Yesterday Google announced it has extended the number of public blockchains which are now fully searchable using BigQuery. In February of last year, Google loaded the data for Bitcoin and in August for Ethereum. It now includes Bitcoin Cash, Dash, Dogecoin, Ethereum Classic, Litecoin, and Zcash.
Most blockchains are a log of transactions. It’s not too hard to find individual transactions, addresses and blocks using easy web tools. But if you want to run a bulk query or a conventional database query, loading the blockchain into a database will make queries faster. Public blockchains are enormous, so that’s painful. Hence Google has loaded them into a public dataset that’s automatically updated nightly. Anyone who knows how to use SQL can now query the database for a small charge.
So what?
Having a database version of a blockchain could be useful for numerous purposes. The obvious ones are running analytics or forensics on questionable users. One of the most interesting ones is the ability to analyze smart contracts.

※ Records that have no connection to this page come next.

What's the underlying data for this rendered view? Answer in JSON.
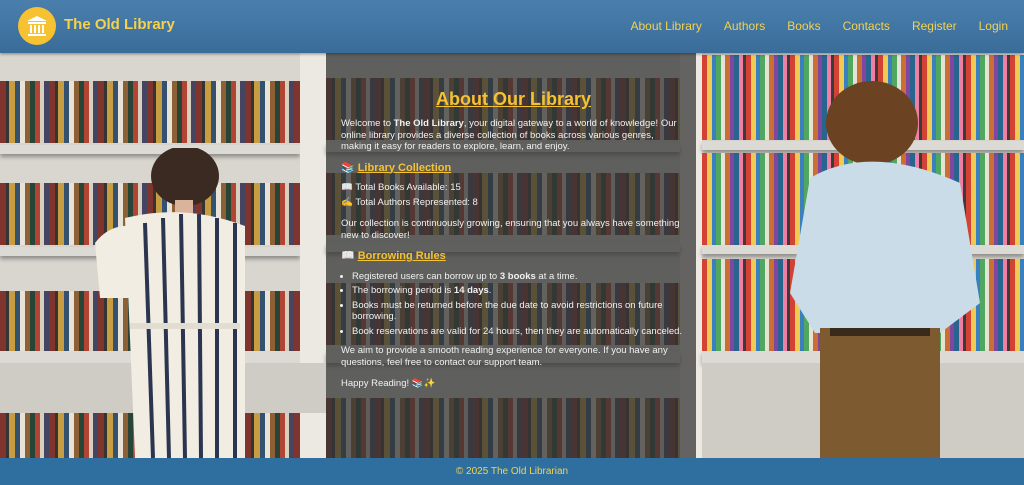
{
  "header": {
    "brand": "The Old Library",
    "nav": [
      "About Library",
      "Authors",
      "Books",
      "Contacts",
      "Register",
      "Login"
    ]
  },
  "about": {
    "title": "About Our Library",
    "intro_pre": "Welcome to ",
    "intro_bold": "The Old Library",
    "intro_post": ", your digital gateway to a world of knowledge! Our online library provides a diverse collection of books across various genres, making it easy for readers to explore, learn, and enjoy.",
    "collection_heading_icon": "📚",
    "collection_heading": "Library Collection",
    "stat_books_icon": "📖",
    "stat_books": "Total Books Available: 15",
    "stat_authors_icon": "✍",
    "stat_authors": "Total Authors Represented: 8",
    "collection_text": "Our collection is continuously growing, ensuring that you always have something new to discover!",
    "rules_heading_icon": "📖",
    "rules_heading": "Borrowing Rules",
    "rule1_pre": "Registered users can borrow up to ",
    "rule1_bold": "3 books",
    "rule1_post": " at a time.",
    "rule2_pre": "The borrowing period is ",
    "rule2_bold": "14 days",
    "rule2_post": ".",
    "rule3": "Books must be returned before the due date to avoid restrictions on future borrowing.",
    "rule4": "Book reservations are valid for 24 hours, then they are automatically canceled.",
    "closing": "We aim to provide a smooth reading experience for everyone. If you have any questions, feel free to contact our support team.",
    "signoff": "Happy Reading! 📚✨"
  },
  "footer": {
    "text": "© 2025 The Old Librarian"
  },
  "colors": {
    "header": "#3f74a3",
    "accent": "#f6c232",
    "footer": "#2f6fa0"
  }
}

Last year a smart contract bug in the Parity Wallet for Ethereum meant the contract could self destruct. This resulted in the loss of $156m at the time, of which $93m was from the Parity-affiliated Polkadot ICO. Tomasz Kolinko used the Google dataset to run bulk queries on smart contracts which would otherwise have been very slow. In just 23 seconds he found 700 live contracts that potentially have open self-destructs similar to the Parity wallet.
Kolinko has written a tool which can query all sorts of smart contract features and vulnerabilities. He wrote on his blog that “this is the most inspiring and scary tool I have ever written. Given a vulnerability, one can write a scanner … and immediately get a list of all the active contracts with that vulnerability.” The only problem is the tool is also available to those less well-intentioned.
Kolinko continued: “It also makes one wonder how to do reasonable exploit disclosure in this case — obviously, finding contracts that have any significant ether or traffic attached to them, and then finding their owners seems the right thing to do.”
Interesting findings
Another useful application is the ability to find user balances. With Bitcoin, it’s easy to see transactions but difficult to view balances. Google even provided a sample query that shows balances for Bitcoin. And once you have account balances, you can start looking at ownership.
Google ran Gini coefficient analysis to see how concentrated the ownership of cryptocurrencies is. For example, the ownership of ether is more concentrated than Bitcoin. And Bitcoin Cash has a relatively concentrated ownership compared to Bitcoin.
And one can even run queries across different blockchains.
As awareness spreads, all sorts of analysis should become more broadly available.